I spent a whole day at St. Peter's Basilica and the Vatican museums. The Basilica took only ten minutes of waiting to enter, and I climbed the 600 plus steps to the cupola to see both the city view and the basilica floor. There was so much there and it was all so ornate that I know I didn't take in as much as I would have liked. The size alone is unimaginable, and there are side chapels and funerary monuments everywhere for saints, popes, and a lot of people I've never heard of but who must have historic importance in the Catholic church. A service started while I was in the basilica. I'm not religious myself, but I opted to leave rather than gawk at people trying to worship in peace.

By the time I trudged out of the basilica, the lineup for the Vatican museums was two and a half hours long, and the trip through the many museums on feet that were already sore and tired was totally overwhelming. Here too, my art receptors shut down without taking everything in, so while I spent plenty of time lingering over Egyptian historic relics and sculpture, I walked past the maps and tapestries without spending more than a few minutes looking at them. The last stop on the route was the Sistine Chapel, which was every bit as breathtaking as I've ever heard. Here too, the work is too overwhelming to take in at once, although having read up on the meaning of some of the ceiling and wall frescoes helped.

While the size and majesty of the Vatican is a testament to the strength and power of Christianity over the centuries, it left me cold in some ways. Not having been raised with religion, I found it a heck of a lot harder to find spiritual meaning in the overwhelming magnitude and ornateness of the Vatican than I saw in things like the worry carved into Vespasian's image. I'm sure a lot of people do find spiritual meaning in exactly the places I couldn't, and that's fine; it just wasn't for me.

Finally, another historic highlight of my visit was the Pantheon. I knew before going that the Pantheon was one of the oldest surviving buildings from the early Roman period, having been completely rebuilt by Hadrian in the first century after the original was destroyed by fire. What I hadn't realized, however, was that five hundred years later, the inside of the Pantheon was ripped out and consecrated as a Christian church.
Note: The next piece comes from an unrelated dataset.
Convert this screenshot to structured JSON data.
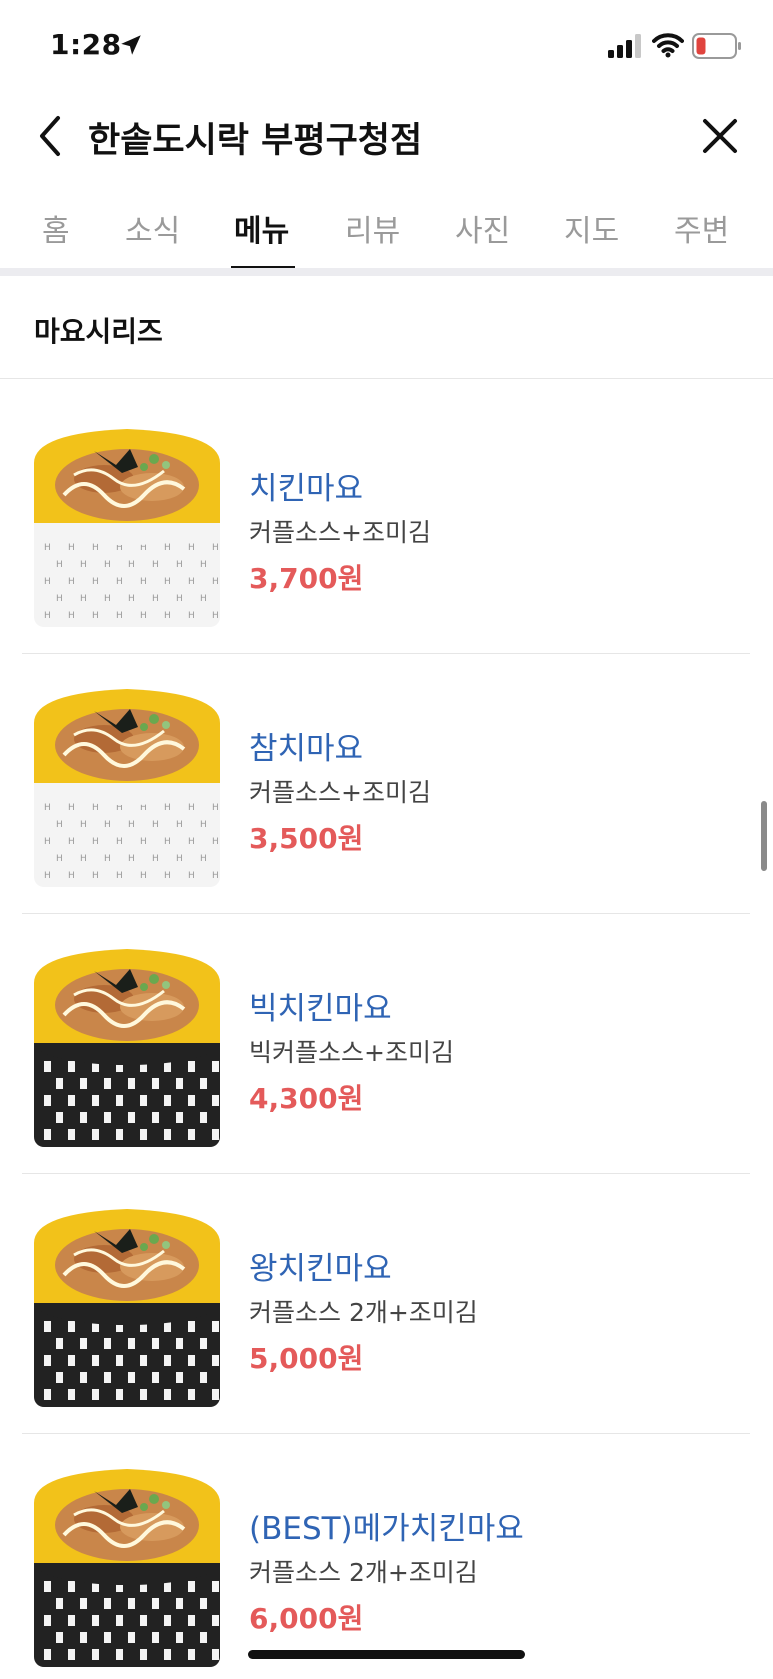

While the interior of the Pantheon is no less ornate than the other historic Christian churches I saw, the smaller size and scale made it much easier to take in and appreciate the artwork and the monuments to historic figures entombed there.

There were so many other places I visited, but these were a few key highlights that made me realize how very little I know about this cradle of civilization. I'm planning on doing a lot more reading about the early Roman empire and its eventual collapse, and also the rise of Christianity, mostly because I feel like there are a lot of gaps to fill in in order to make more sense of my experience.

What are some of the highlights of your travels?